Panel members were appointed by their respective National Delegates, normally for a term of 3 years. The detailed areas of interest of each Panel varied fairly rapidly as the field of aerospace science and technology expanded and as interactions between specialist areas became more or less relevant. In very general terms, the mission of each Panel was to fulfil the AGARD mission within its own area of scientific and technical interest and competence.

Each Panel defined a program of meetings and publications in its own speciality, within the general constraints of AGARD policy as determined by the Board. Panel members were responsible for enlisting the necessary support and participation from their own countries.
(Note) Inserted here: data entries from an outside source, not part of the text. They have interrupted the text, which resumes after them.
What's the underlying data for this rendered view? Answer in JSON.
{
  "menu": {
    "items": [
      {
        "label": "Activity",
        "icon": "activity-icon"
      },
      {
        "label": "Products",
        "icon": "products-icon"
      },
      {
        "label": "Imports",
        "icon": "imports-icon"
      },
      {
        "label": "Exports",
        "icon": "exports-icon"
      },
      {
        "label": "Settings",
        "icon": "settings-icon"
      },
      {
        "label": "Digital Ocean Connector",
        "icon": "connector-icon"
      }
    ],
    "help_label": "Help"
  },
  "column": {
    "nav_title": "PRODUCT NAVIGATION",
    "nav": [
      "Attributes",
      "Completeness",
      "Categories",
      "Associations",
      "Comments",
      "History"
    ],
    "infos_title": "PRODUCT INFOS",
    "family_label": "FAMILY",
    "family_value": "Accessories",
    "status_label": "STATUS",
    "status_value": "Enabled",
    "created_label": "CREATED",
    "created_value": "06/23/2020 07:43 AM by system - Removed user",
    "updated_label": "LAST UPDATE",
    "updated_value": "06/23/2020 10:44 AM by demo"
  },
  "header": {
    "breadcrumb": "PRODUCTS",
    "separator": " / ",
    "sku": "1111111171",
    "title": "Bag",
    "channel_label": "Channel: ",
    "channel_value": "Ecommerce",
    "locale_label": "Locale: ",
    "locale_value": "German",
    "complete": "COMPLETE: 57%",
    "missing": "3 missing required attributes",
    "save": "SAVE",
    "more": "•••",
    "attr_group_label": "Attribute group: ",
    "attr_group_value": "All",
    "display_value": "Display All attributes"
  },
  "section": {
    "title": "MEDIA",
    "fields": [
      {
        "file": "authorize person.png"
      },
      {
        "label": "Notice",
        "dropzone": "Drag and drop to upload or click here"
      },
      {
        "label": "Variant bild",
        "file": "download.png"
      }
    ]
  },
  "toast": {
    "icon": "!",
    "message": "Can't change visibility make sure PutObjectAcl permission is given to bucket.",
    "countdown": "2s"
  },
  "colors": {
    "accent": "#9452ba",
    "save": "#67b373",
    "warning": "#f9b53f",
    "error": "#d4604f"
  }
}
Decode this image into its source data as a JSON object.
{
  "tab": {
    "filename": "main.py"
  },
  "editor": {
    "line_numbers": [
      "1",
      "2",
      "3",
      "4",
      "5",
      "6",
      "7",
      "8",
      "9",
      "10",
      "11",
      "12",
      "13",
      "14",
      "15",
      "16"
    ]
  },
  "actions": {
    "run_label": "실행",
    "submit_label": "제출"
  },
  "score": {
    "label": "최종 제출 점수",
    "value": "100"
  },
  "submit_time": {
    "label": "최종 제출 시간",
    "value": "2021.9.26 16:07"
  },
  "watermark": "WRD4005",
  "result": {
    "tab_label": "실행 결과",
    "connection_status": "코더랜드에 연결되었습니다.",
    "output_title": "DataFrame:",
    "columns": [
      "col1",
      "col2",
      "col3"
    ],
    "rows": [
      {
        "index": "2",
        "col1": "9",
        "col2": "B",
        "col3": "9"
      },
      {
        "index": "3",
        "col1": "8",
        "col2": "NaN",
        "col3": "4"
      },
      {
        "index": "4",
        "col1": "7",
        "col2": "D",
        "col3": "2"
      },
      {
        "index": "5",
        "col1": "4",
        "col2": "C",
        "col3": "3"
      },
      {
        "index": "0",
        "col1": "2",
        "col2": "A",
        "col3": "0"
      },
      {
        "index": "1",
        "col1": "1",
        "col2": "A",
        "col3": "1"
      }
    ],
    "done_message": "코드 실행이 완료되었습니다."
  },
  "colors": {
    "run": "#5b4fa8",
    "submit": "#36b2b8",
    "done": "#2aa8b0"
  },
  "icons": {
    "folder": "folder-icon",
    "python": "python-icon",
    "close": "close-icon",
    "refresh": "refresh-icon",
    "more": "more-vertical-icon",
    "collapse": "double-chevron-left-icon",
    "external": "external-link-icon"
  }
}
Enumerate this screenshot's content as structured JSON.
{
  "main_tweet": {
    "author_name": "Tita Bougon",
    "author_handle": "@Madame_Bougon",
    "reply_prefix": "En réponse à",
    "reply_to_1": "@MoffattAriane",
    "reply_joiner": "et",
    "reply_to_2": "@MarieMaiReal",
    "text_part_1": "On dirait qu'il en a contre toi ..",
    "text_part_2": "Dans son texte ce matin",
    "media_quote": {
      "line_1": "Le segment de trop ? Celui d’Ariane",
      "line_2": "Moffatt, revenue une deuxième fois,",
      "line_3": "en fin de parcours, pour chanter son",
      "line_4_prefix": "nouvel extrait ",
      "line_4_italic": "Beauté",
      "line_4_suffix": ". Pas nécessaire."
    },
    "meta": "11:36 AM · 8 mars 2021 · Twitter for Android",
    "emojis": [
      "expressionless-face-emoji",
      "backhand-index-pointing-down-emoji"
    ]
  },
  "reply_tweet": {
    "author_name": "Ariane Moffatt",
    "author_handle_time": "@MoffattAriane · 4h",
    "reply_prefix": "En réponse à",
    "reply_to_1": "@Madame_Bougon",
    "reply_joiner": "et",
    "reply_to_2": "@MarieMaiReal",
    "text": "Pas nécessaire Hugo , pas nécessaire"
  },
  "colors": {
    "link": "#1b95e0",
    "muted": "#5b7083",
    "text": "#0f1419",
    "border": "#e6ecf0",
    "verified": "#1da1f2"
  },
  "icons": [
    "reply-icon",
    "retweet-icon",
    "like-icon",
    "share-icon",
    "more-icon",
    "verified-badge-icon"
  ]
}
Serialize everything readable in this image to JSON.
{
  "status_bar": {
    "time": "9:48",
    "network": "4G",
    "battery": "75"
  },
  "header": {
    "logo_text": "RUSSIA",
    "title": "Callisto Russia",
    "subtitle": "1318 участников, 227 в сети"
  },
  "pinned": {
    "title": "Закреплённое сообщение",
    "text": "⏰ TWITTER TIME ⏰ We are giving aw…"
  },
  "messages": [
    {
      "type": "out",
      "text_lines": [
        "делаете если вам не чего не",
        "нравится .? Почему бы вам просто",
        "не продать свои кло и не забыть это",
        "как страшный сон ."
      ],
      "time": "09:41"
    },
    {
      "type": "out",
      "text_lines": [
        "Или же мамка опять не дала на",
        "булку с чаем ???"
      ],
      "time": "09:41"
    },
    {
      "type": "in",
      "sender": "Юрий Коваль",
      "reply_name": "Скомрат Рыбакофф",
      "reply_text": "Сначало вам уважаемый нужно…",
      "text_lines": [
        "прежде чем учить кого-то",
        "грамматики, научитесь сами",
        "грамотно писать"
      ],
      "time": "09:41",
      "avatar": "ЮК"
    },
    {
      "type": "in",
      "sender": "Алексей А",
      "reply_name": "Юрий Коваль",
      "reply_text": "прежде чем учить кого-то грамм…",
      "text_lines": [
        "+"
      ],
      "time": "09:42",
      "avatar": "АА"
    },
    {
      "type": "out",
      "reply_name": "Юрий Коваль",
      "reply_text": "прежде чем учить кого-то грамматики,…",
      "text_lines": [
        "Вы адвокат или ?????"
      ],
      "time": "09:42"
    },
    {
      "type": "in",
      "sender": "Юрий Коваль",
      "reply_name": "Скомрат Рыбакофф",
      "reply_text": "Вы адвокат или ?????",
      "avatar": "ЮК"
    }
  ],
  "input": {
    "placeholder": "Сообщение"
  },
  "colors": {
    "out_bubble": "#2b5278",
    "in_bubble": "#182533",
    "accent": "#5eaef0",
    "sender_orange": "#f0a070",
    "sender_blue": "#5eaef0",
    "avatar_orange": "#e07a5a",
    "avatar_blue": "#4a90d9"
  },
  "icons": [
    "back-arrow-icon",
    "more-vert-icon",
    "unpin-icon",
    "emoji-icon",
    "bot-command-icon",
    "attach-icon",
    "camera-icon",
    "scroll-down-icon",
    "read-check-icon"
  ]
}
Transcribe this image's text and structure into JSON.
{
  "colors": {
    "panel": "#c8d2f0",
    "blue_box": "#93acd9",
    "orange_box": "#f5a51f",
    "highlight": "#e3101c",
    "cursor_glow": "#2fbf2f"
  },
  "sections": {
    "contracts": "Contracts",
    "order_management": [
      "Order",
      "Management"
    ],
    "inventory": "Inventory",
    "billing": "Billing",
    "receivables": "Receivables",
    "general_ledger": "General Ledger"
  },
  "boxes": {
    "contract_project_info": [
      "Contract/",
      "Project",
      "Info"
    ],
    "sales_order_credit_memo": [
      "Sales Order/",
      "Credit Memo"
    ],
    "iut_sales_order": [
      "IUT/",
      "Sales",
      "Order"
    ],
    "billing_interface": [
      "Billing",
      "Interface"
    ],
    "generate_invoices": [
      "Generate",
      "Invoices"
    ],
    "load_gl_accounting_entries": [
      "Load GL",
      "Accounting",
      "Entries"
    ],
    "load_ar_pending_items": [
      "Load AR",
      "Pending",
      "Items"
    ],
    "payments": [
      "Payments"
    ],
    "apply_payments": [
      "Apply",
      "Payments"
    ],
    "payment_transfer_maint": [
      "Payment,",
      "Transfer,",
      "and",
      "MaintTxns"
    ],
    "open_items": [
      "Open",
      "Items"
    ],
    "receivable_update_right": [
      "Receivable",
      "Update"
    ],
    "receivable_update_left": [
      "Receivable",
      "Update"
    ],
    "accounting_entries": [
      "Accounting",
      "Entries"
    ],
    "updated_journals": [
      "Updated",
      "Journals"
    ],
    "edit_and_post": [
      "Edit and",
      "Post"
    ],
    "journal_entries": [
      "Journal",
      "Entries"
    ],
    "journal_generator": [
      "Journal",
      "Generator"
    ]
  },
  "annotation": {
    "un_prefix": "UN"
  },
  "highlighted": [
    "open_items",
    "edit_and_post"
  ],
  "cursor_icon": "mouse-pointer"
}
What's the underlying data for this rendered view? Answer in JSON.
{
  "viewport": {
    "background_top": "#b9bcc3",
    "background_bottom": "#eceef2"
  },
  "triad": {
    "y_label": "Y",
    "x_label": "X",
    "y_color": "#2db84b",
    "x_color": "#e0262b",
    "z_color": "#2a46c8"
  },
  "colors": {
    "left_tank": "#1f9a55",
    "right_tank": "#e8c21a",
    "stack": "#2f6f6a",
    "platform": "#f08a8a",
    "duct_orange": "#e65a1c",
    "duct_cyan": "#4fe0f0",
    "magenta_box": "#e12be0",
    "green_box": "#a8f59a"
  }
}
Most Panels held two major meetings each year, which rotated among the NATO Member-Nations. The printing and publication of Panel written works (at that time around 70-90 publications a year) was organised by AGARD Headquarters. Occasionally publications were judged to be of such general interest, that up to 5000 copies were printed.

The AGARD Panels


The DRG Panels

There were 11 DRG Panels  composed of a total of nearly 500 members, who were experts actively engaged in research, development or management in academic institutions, government establishments or industrial enterprises related to the ...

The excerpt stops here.